Integration of optical spectroscopy, analytical chemistry and pattern recognition methods is driving the development of biophotonic systems that have the capacity to elucidate latent information of a diverse array of pathophysiological conditions. This talk will highlight the application of biophotonics in two important clinical domains, namely diabetes monitoring and breast cancer diagnosis. First, I will outline the bench to bedside translation of a fully non-invasive blood glucose sensing approach and the challenges on the path to clinical realization. In particular, our efforts towards a spectroscopic solution of the well-known problem of physiological lag between the reference blood glucose values and the measured interstitial fluid glucose levels will be described. As an alternate route to diabetes monitoring, we will also demonstrate ultra-sensitive, label-free detection of long-term glycemic markers such as glycated hemoglobin, based principally on the coffee ring effect of analyte pre-concentration. The second half of the talk will focus on our pursuance of a combination of optical modalities for the real time characterization of breast cancer lesions at the patient bedside. Given the inability of existing techniques to accurately diagnose benign and malignant lesions in real-time, we have proposed a spectroscopy-based guidance mechanism for needle biopsy procedures. I will present the results of the first spectroscopic algorithms that are observed to substantially increase the diagnostic value of the biopsy, without relying on the action of exogenous contrast agents. The clinical translation of such integrative photonics approaches will offer new diagnostic pathways, due to their ability to provide high-throughput and high-content information in real-time and with minimal system perturbation.

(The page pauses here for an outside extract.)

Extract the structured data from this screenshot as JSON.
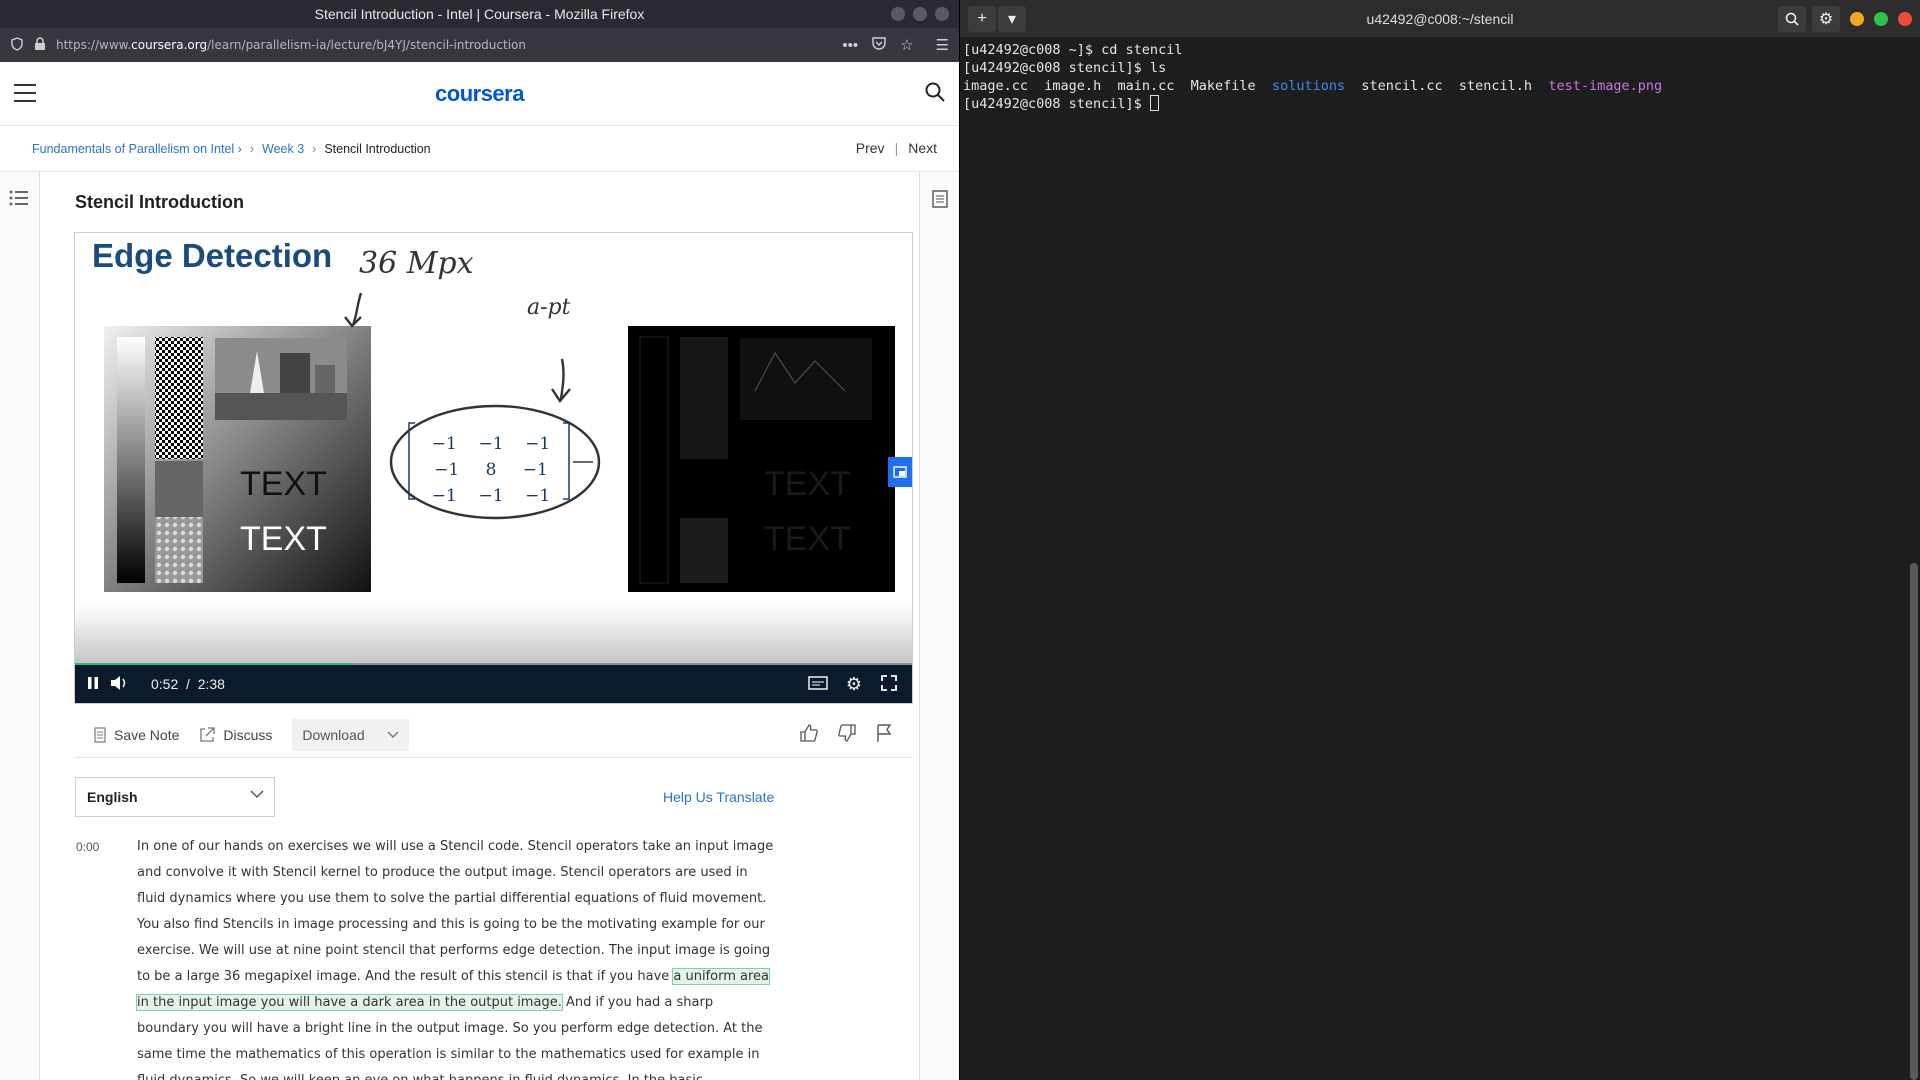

Ishan Barman, Ph.D., is a Post-Doctoral Research Fellow in the Laser Biomedical Research Center at Massachusetts Institute of Technology (MIT). He received his B.Tech. (2005) from Indian Institute of Technology (IIT), Kharagpur and subsequently his S.M. (2007) and Ph.D. (2011) degrees from MIT in Mechanical Engineering, working on the development of spectroscopic approaches for non-invasive blood glucose detection. He is currently pursuing his research on the conceptualization and application of photonic methods for real-time diagnosis of breast cancer and clinical translation of the same for guidance of breast biopsy procedures. His work has been extensively published in prestigious journals such as Proceedings of National Academy of Sciences, Cancer Research, PLOS ONE and Analytical Chemistry and has also been prominently featured in several leading scientific (Technology Review, Physics Today, Physics World, C&E News) and popular media (Wall St. Journal, CNN Newsroom with Ali Velshi) outlets. He has received several awards for his research contributions, notably the Tomas Hirschfeld Award by the Federation of Analytical Chemistry and Spectroscopy Societies and the Gordon Kirkbright Award by the Association of British Spectroscopists.